On a related note, is there any way to auto-generate these CHECK lines?
There is this llvm/utils/update_test_checks.py, but i doubt it will work here.

test/clang-doc/mapper-class-in-function.cpp
8 ↗(On Diff #136161)

Here too, i suppose

test/clang-doc/mapper-enum.cpp
7–8 ↗(On Diff #136303)

Could you please also add a similar enum class test?

17 ↗(On Diff #136303)

Can TypeBlock be on the same depth as VersionBlock?
Via using/typename?

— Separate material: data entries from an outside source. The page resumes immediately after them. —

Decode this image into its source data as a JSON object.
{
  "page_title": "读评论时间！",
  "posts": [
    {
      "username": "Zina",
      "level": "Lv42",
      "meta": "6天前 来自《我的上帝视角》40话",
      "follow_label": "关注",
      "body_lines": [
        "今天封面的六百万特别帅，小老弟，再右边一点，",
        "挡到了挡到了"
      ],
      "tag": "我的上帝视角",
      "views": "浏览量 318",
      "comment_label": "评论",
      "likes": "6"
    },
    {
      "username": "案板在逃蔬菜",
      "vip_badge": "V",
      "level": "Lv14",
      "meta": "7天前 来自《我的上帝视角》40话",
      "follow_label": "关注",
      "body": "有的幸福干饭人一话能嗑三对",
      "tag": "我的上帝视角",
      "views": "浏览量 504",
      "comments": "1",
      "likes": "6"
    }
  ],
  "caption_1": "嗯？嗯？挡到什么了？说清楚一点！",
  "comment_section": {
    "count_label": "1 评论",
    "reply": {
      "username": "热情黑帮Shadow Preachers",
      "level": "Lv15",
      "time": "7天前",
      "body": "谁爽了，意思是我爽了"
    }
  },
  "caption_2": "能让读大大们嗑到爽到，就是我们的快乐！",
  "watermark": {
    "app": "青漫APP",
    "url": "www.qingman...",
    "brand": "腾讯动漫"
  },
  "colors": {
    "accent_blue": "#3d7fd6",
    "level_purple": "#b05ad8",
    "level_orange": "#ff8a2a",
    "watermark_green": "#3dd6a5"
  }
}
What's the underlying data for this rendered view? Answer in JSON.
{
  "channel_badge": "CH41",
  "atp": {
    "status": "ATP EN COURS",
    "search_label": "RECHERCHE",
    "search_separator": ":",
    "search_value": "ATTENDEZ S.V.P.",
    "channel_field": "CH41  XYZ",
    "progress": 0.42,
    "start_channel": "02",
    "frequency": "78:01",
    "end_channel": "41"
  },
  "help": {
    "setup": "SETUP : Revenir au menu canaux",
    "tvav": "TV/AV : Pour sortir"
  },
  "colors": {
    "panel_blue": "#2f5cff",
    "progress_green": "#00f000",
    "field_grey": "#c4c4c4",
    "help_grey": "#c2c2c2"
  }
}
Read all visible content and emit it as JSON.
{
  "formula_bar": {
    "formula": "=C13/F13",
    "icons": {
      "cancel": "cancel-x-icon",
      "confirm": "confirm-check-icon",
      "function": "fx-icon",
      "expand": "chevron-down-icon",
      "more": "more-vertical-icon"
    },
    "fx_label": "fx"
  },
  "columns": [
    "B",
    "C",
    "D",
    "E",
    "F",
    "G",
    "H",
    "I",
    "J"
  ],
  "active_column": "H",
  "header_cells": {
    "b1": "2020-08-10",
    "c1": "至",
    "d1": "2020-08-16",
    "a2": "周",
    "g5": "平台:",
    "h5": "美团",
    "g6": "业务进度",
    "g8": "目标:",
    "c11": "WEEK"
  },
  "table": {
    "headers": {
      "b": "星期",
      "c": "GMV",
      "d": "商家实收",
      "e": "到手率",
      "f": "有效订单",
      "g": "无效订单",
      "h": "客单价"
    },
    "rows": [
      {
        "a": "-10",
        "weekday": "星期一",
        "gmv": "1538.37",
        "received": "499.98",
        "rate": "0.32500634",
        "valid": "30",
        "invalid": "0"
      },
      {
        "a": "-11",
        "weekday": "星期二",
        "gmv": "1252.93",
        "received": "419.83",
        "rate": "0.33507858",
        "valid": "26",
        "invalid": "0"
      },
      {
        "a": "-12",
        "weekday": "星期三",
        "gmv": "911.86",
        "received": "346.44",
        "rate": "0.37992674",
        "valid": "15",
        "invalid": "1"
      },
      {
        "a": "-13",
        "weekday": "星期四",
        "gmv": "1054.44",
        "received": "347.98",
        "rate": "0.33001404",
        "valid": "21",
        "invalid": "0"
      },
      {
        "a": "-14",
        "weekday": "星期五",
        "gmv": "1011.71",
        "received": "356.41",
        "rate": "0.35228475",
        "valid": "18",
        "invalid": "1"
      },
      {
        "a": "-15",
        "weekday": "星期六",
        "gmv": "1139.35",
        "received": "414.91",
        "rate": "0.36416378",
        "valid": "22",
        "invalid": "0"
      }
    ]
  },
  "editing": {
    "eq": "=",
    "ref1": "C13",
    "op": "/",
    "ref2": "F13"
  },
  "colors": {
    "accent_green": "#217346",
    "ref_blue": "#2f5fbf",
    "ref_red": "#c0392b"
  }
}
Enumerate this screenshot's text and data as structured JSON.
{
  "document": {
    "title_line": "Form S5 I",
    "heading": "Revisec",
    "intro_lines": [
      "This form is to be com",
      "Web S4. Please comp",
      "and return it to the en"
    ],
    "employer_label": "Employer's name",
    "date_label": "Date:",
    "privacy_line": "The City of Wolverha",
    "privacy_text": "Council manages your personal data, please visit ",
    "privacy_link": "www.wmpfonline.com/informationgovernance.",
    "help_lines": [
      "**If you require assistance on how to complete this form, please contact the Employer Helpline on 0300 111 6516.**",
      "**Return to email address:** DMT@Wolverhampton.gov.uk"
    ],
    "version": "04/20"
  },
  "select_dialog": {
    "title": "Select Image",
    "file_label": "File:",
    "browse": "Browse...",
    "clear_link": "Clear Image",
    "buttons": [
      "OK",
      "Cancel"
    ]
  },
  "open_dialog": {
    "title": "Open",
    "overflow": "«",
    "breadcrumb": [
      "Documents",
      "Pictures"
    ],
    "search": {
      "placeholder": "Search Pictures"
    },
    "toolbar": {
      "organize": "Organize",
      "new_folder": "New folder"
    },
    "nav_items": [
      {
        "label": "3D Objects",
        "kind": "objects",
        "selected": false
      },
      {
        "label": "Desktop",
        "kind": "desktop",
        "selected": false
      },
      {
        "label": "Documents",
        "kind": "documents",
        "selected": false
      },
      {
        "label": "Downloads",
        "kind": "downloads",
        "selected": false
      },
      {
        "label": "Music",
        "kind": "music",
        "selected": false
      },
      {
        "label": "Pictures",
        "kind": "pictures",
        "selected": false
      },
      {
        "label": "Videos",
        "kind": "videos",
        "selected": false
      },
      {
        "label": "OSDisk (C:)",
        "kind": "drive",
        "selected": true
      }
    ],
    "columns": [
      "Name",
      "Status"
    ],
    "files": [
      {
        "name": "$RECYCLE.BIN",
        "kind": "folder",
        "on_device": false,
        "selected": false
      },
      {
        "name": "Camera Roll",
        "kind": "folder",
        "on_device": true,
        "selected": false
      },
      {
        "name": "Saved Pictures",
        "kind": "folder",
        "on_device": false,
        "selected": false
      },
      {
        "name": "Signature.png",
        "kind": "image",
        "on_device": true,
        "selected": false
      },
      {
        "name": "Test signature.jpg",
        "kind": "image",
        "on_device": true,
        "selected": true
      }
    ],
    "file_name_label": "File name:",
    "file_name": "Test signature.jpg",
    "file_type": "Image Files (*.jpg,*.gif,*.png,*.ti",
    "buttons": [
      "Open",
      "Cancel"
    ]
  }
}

If yes, please add such a test.

test/clang-doc/mapper-method.cpp
8 ↗(On Diff #136161)

And here

juliehockett marked 14 inline comments as done.

Fixing comments and adding tests

Thank you for working on this!
Some more nitpicking.

Please consider adding even more tests (ideally, all this code should have 100% test coverage)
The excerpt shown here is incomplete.